PhD Proposal: Towards Private and Trustworthy Generative Models

Talk
Yuxin Wen
Time: 
04.09.2025 11:00 to 12:30
Location: 

The rapid advancement of Generative AI has achieved transformative capabilities, yet it also introduces critical challenges to security and trustworthiness. As these models grow more powerful, ensuring their responsible deployment demands multifaceted solutions. In this proposal, we address three key dimensions of this challenge: 1) attributing generated content through robust, imperceptible watermarks, 2) revealing adversarial vulnerabilities via efficient discrete optimization, and 3) detecting and mitigating unintended memorization in diffusion models.

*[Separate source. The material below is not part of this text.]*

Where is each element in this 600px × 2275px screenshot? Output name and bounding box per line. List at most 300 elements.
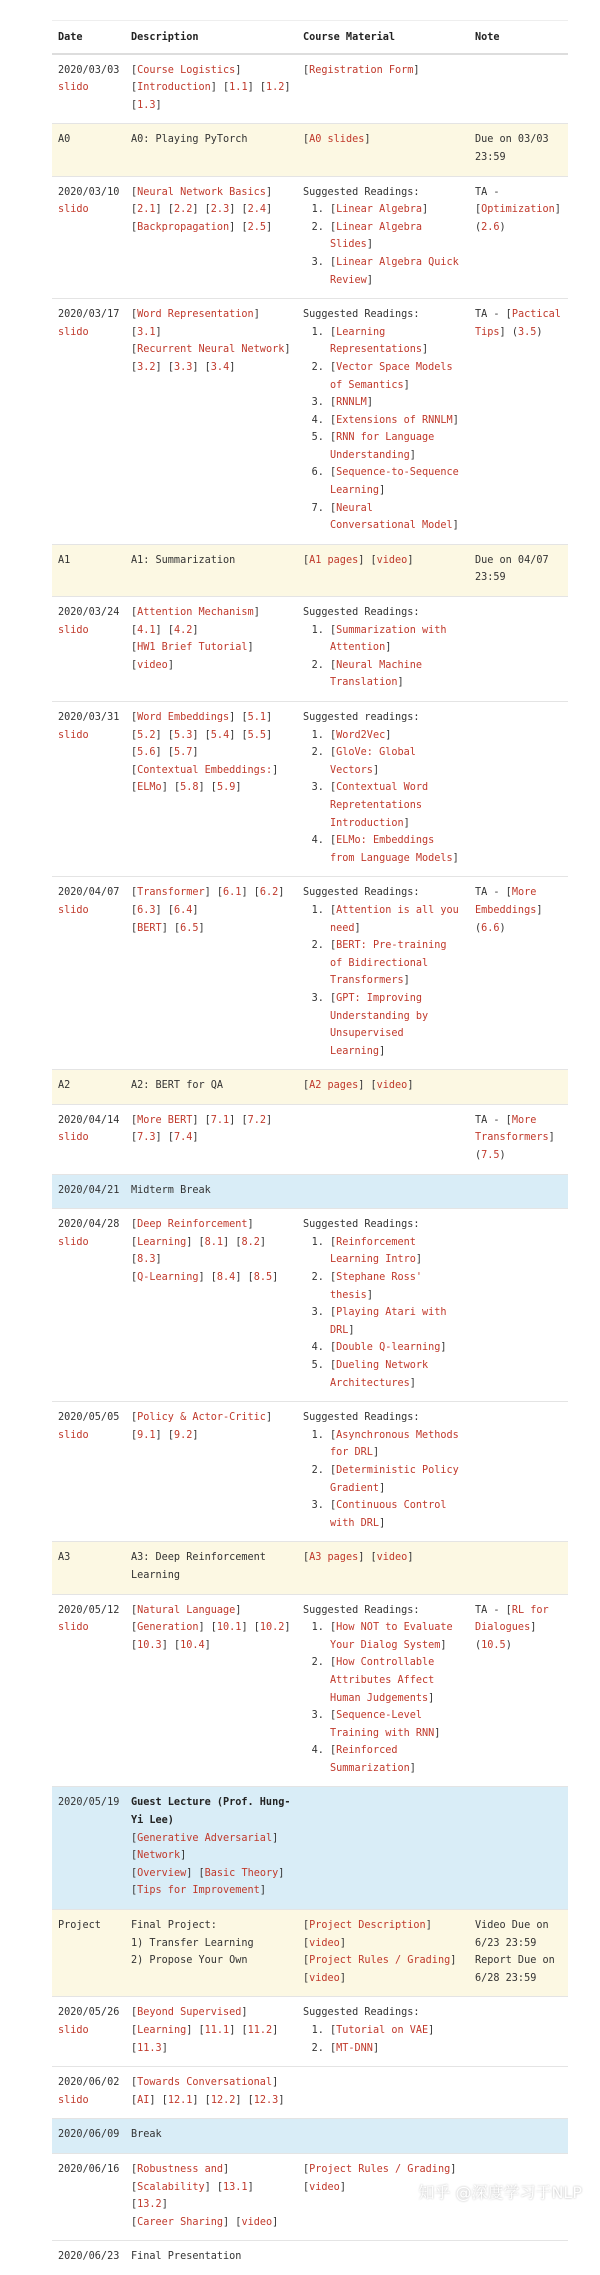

First, we introduce Tree-Ring Watermarks, a method to embed invisible yet robust fingerprints into diffusion-generated images, enabling reliable provenance tracking without degrading quality. This approach provides semantic watermarks that ensure detectability even after perturbations, offering a tool for accountability in open-generation settings. Next, we present Hard Prompts Made Easy (PEZ), a gradient-based discrete optimization framework that automates the discovery of adversarial prompts, exposing vulnerabilities in safety-aligned models. This work facilitates the systematic auditing of content filters and alignment mechanisms. Finally, we tackle memorization in diffusion models with Detecting, Explaining, and Mitigating Memorization, which can localize and mitigate data replication without access to the training data. Our methods reveal how to detect training data regurgitation in generations and propose strategies to reduce privacy risks while preserving model utility.